Сознание у Шурочки было затуманенным. Слегка. Но, не смотря на это, ей очень хотелось получить ответ.
Потому что вопрос, который она задавала иконе, был, в сущности, самым главным за всю Шурочкину короткую жизнь.
Ибо сознание её, конечно, было затуманенным, но не настолько, чтобы забыть про свой главный, и, в сущности, единственный свой вопрос.
Она искала в ответе на этот вопрос – оправдание себе, и всему происходящему. И она не находила ответа, и не находила оправдания.
«Нет, ты скажи мне! Скажи мне правду! – требовала Шурочка ответа у иконы. – Ведь я любила его! Я сделала это всё из-за любви! Я любила! Любила, и тогда мне ничего не страшно! Мне тогда умирать будет не страшно! Или нет? Не любила? Нет?»

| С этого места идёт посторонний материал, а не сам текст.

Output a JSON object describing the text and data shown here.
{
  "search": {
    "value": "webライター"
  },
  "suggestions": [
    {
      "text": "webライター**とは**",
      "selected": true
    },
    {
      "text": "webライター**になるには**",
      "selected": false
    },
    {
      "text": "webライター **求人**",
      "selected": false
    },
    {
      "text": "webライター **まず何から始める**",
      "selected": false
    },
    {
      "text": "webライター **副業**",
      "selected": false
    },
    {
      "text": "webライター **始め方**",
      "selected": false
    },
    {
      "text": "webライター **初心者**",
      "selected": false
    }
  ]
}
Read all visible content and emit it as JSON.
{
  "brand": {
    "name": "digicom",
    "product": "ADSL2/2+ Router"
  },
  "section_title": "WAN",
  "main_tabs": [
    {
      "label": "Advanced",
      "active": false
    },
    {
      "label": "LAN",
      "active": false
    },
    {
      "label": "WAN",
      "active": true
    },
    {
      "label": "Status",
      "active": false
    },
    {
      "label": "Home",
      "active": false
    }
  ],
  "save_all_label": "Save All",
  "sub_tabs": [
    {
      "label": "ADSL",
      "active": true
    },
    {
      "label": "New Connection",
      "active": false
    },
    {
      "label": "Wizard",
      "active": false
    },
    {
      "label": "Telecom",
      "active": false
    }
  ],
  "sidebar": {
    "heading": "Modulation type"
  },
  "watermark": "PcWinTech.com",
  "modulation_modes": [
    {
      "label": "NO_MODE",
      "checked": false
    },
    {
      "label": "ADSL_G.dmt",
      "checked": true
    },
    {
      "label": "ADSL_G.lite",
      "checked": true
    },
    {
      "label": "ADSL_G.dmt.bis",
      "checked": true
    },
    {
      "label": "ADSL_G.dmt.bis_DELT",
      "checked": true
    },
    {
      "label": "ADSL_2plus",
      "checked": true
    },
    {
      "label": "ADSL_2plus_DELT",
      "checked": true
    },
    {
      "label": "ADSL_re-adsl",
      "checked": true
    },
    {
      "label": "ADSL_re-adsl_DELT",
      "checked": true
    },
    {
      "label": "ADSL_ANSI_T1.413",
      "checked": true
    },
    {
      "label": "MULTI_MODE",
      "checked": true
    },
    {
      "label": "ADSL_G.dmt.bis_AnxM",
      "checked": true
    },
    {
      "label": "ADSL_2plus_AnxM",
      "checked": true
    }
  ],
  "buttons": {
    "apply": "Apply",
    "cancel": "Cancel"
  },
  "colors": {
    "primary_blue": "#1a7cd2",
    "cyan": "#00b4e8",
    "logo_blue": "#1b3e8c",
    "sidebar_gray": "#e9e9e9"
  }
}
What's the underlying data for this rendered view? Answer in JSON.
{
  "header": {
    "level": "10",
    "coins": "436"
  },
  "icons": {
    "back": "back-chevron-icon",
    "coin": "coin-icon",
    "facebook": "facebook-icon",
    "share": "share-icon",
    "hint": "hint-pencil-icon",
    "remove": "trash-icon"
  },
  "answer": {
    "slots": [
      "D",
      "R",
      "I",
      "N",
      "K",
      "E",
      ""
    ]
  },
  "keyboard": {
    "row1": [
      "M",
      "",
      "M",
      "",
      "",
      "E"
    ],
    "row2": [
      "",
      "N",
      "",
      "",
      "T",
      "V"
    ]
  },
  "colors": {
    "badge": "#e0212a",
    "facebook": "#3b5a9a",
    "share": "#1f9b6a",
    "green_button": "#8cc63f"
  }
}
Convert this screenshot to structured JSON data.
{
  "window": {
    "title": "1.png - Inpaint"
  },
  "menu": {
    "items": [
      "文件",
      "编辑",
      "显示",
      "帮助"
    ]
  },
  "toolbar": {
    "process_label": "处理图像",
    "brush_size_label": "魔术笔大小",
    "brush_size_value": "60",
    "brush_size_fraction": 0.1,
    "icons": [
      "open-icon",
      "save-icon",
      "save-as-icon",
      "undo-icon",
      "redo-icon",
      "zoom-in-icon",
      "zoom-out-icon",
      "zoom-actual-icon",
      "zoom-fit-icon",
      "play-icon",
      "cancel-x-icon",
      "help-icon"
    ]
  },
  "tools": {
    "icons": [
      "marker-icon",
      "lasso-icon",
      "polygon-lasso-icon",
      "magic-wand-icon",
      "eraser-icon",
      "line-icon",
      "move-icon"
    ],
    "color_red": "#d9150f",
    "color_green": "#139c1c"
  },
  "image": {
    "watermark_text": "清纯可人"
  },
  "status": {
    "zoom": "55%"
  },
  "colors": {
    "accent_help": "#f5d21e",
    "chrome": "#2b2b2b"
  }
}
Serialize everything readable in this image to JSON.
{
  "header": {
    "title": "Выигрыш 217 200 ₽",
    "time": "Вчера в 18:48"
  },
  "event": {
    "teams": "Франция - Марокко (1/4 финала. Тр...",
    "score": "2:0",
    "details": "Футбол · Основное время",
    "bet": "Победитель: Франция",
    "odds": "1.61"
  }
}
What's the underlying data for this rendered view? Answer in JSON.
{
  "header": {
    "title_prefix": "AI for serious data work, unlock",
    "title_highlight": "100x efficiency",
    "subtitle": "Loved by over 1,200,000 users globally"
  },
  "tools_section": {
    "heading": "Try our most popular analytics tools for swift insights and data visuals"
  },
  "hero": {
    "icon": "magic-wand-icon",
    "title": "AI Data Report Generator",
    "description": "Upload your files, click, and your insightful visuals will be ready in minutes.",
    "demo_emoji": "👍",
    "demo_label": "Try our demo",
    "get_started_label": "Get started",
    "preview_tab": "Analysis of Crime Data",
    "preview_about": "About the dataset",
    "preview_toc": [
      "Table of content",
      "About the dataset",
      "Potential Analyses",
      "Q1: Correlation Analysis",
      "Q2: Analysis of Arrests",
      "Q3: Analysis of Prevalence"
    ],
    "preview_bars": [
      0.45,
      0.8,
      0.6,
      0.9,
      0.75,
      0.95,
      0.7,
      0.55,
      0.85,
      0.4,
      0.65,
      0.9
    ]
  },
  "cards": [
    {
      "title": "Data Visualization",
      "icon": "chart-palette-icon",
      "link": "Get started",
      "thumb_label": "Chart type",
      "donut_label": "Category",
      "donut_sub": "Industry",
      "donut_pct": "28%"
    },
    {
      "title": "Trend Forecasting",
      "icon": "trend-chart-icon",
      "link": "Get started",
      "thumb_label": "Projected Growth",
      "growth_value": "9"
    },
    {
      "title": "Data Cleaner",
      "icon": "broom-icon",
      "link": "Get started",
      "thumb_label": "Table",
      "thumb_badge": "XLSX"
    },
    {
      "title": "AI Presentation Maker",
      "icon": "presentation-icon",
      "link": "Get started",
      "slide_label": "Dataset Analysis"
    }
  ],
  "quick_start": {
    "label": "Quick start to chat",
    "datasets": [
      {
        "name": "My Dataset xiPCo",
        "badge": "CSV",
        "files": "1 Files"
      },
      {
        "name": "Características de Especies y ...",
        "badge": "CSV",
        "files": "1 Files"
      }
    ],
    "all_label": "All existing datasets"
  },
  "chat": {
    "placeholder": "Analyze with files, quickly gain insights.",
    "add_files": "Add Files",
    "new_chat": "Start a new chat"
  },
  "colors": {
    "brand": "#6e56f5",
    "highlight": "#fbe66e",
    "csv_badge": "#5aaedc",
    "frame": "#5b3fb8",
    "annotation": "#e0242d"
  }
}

Икона молчала. Шурочка почувствовала, что икона совершенно не желает с ней разговаривать. Шурочке показалось, что если бы икона могла – она бы просто отвернулась.
– Ну, и ладно! Не хочешь-не надо. Видно, мне этой правды не узнать никогда.- сказала Шурочка иконе.
Больше Шурочка не могла терпеть. Всё в ней изнемогло: от ломки, от ожидания Юрки, от того, что она видела сегодня, и от того, что она сегодня услышала. Шурочка отодвинула от себя икону.
Она взяла шприц, и вколола его.
Шурочка осела на пол, на коврик рядом с кроватью. Икона упала рядом.
Последней осознанной мыслью Шурочки было что-то… про дочку отчима.
Потом показался голубой мир. Голубые деревья, голубые кусты…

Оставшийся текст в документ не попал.